3. Publication ID lookup
On Dev.to, the authenticated user has one implicit blog. You post to your own account and there's no blog-level ID to pass.
Hashnode organizes posts under "publications," and a publication has an ID that's separate from your blog URL slug. You can't pass your blog URL and have it work as an ID. Instead, you have to query for it:
const data = await gql(token,
`query { me { publications(first: 5) { edges { node { id title url } } } } }`
);
const edge = data.me.publications.edges[0];
return edge.node.id; // something like "64b7c3d8e3a1234567890abc"
This is an extra round-trip on every publish run. To avoid it, I accept a HASHNODE_PUBLICATION_ID env variable as an optional hint:
async function resolvePublicationId(token, hint) {
if (hint) return hint;
// ... query falls through
}
With the env set, the lookup is skipped entirely. I set it once, it doesn't change unless you delete and recreate the publication, and it saves ~200ms per publish run. Without it, the pipeline still works — the query succeeds and returns the first publication on the account.
Bonus: tags format
This one didn't break anything but required attention. Dev.to tags are plain lowercase alphanumeric strings — ["typescript", "webdev", "indiehackers"]. Hashnode tags are objects:
function tagInputs(tags) {
return tags.slice(0, 5).map(t => ({
slug: t.toLowerCase().replace(/[^a-z0-9-]+/g, "-").replace(/^-+|-+$/g, ""),
name: t,
}));
}
Dev.to sanitization strips hyphens; Hashnode slugs allow them. "github-actions" is a valid Hashnode tag slug but would become "githubactions" on Dev.to. Both platforms cap at 5 tags, so the slice is the same.

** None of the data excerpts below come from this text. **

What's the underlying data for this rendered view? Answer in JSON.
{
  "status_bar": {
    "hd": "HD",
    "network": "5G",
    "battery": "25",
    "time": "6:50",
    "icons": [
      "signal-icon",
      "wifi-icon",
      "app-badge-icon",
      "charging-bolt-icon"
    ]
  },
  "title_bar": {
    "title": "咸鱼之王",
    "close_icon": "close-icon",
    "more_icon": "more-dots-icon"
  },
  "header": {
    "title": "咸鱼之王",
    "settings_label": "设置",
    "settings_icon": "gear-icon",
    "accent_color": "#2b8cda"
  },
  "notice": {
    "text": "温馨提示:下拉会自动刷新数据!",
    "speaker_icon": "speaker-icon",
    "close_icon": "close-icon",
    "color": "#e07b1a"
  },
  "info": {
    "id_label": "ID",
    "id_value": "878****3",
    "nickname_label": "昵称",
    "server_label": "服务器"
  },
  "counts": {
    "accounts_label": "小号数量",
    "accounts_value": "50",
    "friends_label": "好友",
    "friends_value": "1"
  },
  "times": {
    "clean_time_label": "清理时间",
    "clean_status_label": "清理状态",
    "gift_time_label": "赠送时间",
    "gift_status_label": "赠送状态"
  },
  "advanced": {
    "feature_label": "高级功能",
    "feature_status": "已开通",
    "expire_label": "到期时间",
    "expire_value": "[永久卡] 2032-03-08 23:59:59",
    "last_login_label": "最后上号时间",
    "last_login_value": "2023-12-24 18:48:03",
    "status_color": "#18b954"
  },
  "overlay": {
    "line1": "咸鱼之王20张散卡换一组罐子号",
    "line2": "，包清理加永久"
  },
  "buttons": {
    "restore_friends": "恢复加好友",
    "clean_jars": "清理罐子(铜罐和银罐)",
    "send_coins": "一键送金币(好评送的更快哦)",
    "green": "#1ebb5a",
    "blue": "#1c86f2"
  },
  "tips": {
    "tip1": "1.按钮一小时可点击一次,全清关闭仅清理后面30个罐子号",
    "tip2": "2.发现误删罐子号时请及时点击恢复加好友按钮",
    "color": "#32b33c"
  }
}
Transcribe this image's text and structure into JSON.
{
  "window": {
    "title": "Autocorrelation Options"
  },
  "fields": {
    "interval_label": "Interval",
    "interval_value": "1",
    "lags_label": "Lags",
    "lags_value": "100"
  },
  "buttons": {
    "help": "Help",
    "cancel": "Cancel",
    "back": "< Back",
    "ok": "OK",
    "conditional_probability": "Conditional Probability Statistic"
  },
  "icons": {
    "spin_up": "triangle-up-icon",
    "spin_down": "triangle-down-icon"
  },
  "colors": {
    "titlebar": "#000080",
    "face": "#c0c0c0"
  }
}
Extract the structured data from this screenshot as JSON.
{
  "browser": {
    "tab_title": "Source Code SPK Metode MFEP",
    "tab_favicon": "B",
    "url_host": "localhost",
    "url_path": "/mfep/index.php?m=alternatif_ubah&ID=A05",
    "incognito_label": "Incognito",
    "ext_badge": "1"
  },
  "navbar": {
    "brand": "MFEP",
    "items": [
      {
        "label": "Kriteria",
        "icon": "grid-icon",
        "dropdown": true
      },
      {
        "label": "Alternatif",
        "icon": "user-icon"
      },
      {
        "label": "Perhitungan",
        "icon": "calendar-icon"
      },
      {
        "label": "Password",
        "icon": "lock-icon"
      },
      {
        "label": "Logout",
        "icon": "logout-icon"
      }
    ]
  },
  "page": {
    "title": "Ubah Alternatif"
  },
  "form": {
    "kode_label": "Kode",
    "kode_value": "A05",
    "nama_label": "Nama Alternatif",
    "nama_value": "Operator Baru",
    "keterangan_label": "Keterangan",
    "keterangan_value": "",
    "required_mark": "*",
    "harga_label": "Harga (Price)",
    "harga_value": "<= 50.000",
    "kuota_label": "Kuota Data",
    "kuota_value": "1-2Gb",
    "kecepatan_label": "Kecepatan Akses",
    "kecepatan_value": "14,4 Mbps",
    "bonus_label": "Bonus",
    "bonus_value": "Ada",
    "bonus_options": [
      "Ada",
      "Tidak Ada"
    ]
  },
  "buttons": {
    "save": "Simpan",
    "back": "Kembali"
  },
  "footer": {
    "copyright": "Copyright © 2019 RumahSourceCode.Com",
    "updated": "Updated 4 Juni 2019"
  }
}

What this costs in wrapper code
These three differences add about 50 lines of wrapper code around the Hashnode calls. Once written, it's transparent to the rest of the pipeline — the publisher calls publishToHashnode(article, token, hint) and gets back a URL or an exception, same as any other platform. The wrappers handle the GraphQL layer, the text-first parsing, and the publication ID resolution.
The upside of running Hashnode second in the ordering chain is that it automatically picks up the Dev.to URL for originalArticleURL without any extra orchestration — the canonical chain just works once the wrappers are solid.
Part of an ongoing 6-month experiment running three AI-curated directory sites. The technical claims here are real; this article was AI-assisted.